Collins writes brilliantly and movingly about her war-time childhood. She’s very good on 1940s confectionary – and the sounds and smells of the shops of her youth: all bacon-slicing machines, butter-patting techniques, wax paper, Gentlemen’s Relish and wooden mushrooms to darn socks. Hastings and the Sussex downs are infused with the light and colours of super-8 film stock: early morning shifts as a tram and trolley-bus conductor (like her mum), hard-boiled egg sandwiches for picnics in fields of buttercups, taking a neighbour’s dog for a walk, scorching bits of paper with a magnifying glass in the sun – all the freedom of a childhood spent out in the unspoiled countryside, a million miles away from the dawn of television, computer games and social media. F.C. Ball, her Uncle Fred, was the author of One of the Damned, a biography of Robert Tressell. He became something of a leading scholar on the local writer of The Ragged Trousered Philanthropists, researching and writing about his life in great depth during his evenings and weekends – while working for the gas board reading meters in Hastings by day. ‘He knew more about English literature than anyone I ever met, and loved discussing it,’ writes Shirley – and later you laugh as it sinks in that she worked in a literary agency in London for quite a few years in the seventies.

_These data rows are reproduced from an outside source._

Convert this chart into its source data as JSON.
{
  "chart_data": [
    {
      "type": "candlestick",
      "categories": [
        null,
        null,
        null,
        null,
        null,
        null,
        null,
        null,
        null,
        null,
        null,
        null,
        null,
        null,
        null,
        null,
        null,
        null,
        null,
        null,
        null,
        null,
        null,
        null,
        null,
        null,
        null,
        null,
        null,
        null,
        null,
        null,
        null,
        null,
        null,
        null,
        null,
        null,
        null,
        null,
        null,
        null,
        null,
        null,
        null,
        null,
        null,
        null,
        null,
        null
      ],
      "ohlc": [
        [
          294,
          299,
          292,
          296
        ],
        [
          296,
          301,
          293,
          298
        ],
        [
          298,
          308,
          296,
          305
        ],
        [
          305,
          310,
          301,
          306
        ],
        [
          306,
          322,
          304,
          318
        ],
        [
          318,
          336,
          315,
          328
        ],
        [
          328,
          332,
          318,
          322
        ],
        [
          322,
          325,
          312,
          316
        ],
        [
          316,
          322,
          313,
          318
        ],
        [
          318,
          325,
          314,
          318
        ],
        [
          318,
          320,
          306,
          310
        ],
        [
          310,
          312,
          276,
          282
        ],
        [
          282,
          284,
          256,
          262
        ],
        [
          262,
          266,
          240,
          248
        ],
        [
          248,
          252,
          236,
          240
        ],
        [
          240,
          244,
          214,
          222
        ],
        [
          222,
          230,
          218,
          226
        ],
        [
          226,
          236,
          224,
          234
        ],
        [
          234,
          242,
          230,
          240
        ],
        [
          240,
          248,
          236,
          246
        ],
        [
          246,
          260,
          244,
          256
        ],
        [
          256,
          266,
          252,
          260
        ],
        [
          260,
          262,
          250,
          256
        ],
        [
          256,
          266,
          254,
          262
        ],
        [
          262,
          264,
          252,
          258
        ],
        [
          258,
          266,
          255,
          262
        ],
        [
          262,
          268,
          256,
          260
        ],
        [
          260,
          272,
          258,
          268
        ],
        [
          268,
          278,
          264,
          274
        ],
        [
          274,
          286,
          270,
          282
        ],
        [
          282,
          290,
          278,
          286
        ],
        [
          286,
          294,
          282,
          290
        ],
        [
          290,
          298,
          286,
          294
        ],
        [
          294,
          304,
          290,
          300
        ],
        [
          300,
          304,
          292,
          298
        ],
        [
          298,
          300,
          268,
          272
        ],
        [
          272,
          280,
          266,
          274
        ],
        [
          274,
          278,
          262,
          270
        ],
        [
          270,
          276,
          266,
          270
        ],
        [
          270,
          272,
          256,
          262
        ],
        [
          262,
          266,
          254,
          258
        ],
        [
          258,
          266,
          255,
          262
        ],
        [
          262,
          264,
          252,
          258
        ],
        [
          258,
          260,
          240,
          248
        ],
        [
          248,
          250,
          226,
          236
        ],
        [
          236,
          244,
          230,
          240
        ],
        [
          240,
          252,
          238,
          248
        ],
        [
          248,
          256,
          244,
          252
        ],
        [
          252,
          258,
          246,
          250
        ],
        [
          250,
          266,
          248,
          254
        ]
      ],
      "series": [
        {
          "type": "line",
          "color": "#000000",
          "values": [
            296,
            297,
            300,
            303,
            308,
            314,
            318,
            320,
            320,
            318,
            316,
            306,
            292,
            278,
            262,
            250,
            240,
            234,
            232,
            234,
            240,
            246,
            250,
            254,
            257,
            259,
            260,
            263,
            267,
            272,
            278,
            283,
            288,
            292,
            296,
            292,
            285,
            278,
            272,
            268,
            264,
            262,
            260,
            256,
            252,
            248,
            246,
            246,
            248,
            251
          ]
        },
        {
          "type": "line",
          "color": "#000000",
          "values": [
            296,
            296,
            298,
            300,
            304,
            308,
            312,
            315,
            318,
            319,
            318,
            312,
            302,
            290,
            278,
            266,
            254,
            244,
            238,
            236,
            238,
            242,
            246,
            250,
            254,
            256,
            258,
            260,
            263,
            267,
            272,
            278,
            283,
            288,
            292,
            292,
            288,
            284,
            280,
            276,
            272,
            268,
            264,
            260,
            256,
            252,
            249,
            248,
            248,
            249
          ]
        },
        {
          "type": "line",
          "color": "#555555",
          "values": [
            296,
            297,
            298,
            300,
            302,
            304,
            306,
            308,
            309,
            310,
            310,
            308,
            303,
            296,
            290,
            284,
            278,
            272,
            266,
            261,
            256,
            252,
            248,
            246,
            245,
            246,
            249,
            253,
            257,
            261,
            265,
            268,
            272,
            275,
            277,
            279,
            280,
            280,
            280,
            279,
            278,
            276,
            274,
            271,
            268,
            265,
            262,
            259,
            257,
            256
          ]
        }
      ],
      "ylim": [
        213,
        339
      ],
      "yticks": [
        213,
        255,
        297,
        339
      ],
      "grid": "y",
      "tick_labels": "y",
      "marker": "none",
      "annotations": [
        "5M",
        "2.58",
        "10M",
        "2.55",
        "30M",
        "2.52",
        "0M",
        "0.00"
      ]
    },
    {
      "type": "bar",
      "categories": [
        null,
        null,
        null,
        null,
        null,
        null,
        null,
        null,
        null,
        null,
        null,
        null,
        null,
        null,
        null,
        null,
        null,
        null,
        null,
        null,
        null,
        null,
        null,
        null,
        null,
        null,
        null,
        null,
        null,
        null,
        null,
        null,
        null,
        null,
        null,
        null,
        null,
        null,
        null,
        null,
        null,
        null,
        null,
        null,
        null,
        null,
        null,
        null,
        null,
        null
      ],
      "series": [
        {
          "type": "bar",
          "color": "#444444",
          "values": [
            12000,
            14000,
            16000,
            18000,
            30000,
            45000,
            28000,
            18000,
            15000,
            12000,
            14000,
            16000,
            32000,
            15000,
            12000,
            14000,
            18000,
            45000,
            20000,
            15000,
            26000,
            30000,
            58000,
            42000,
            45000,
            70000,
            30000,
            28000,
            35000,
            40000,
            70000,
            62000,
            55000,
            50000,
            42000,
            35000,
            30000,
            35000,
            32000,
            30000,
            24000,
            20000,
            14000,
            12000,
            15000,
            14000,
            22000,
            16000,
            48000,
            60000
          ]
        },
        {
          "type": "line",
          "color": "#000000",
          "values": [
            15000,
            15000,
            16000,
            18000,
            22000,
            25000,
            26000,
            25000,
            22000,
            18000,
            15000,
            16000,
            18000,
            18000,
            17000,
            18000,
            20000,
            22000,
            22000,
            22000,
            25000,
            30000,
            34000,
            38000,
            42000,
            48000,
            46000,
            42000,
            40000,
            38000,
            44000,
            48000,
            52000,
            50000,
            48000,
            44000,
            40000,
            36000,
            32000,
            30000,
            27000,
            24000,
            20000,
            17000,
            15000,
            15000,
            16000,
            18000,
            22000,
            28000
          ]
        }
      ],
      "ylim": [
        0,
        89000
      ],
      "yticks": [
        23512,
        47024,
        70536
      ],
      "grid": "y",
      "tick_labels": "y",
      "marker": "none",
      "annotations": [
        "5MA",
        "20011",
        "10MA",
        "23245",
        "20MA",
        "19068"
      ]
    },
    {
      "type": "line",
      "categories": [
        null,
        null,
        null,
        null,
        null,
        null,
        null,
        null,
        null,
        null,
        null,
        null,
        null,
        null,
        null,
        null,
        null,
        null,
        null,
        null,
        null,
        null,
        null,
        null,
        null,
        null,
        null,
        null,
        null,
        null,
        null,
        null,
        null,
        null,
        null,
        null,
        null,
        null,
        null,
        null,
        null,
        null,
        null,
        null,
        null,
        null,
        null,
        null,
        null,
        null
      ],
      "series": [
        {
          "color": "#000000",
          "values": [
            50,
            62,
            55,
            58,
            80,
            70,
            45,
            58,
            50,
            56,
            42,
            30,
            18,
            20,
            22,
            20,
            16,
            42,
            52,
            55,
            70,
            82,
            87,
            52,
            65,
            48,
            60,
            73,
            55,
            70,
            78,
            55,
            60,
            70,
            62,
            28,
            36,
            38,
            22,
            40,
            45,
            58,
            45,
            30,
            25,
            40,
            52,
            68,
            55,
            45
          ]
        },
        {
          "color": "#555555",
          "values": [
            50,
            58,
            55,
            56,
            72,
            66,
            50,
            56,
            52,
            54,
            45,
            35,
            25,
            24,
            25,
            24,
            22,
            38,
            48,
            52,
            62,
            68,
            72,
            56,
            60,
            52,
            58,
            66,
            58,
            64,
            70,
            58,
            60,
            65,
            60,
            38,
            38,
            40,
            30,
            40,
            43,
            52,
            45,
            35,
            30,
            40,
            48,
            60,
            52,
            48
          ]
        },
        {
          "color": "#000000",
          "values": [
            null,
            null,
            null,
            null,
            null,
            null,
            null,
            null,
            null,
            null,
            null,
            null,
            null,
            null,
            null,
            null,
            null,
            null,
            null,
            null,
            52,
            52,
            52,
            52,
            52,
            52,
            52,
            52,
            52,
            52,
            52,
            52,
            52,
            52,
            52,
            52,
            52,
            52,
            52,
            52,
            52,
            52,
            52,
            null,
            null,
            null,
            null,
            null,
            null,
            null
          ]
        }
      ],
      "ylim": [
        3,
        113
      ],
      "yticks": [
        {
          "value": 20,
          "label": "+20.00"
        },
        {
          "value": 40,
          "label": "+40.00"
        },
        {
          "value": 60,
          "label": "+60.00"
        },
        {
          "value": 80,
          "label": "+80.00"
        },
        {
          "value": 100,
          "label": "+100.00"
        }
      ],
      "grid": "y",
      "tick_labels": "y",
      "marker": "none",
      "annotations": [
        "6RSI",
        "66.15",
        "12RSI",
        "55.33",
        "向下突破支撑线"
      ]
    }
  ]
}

She also worked in Collett’s bookshop on Haverstock Hill in the early fifties, living off buns from the baker’s opposite and dried chicken noodle soup after she blew her first two weeks’ wages on Cecil Sharp and Maud Karpeles’s English Folksongs from the Southern Appalachians. She’d locked onto her guiding star.

She writes in a lovely open-handed way about music itself, which is especially great for those of us in the slow lane, and which I suspect springs from the natural modesty of someone who was still wrestling with her place in the folk world as late as the 1980s – when offered an admin role at Cecil Sharp House she writes, ‘Was I still clinging onto the rather forlorn hope that I was really Shirley Collins, the folk-singer, and not a shop assistant?’ (I haven’t read it, but my guess is you won’t get that in Eric Clapton’s autobiography.) As such, she’s always keen to stress the collaborative process of her records, especially anything with Dolly, and on Lodestar. She’s grippingly matter-of-fact about the making of the tremendous 1964 LP Folk Roots, New Routes with Davy Graham – her songs on there passed on by Texas Gladden and Vera Hall are as strikingly beautiful today as those by the old mountain singer and black Alabama washerwoman caught on Wave the Ocean, Wave the Sea – and its critical reception (MacColl again – the reader just left shaking their head). She also has to confess during the making of Anthems in Eden that she can’t read music. There’s no suffering of the tortured artist here; she’s too busy bringing up two kids while trying to find the rent. The account of a couple of solo folk tours in the sixties – grim nights in Birmingham and Liverpool and, hilariously, at the Nottingham University May ball – is as unvarnished as it comes. And it’s this kind of detail, gritty realism and down-to-earth take that makes All in the Downs such a top-shelf read.

Attending a ‘singaround’ at Cecil Sharp House one night in the early fifties are George ‘Pop’ Maynard and Harry Cox, two old gents shipped in from the countryside, sitting in the basement café in their knitted waistcoats and flat caps having a cup of tea before heading upstairs to perform. ‘There was a gentle dignity about them both that felt heroic,’ writes Shirley of their set. ‘It was authentic, honest and with a direct beauty that simply wasn’t there in the younger singers . . . I had my first real inkling then of how a song should be best sung, simply and directly. That became a touchstone for the rest of my life – no dramatising a song, no selling it to an audience, no over-decorating in a way that was alien to English songs, and, most of all, singing to people, not at them.’ You can apply all this to All in the Downs.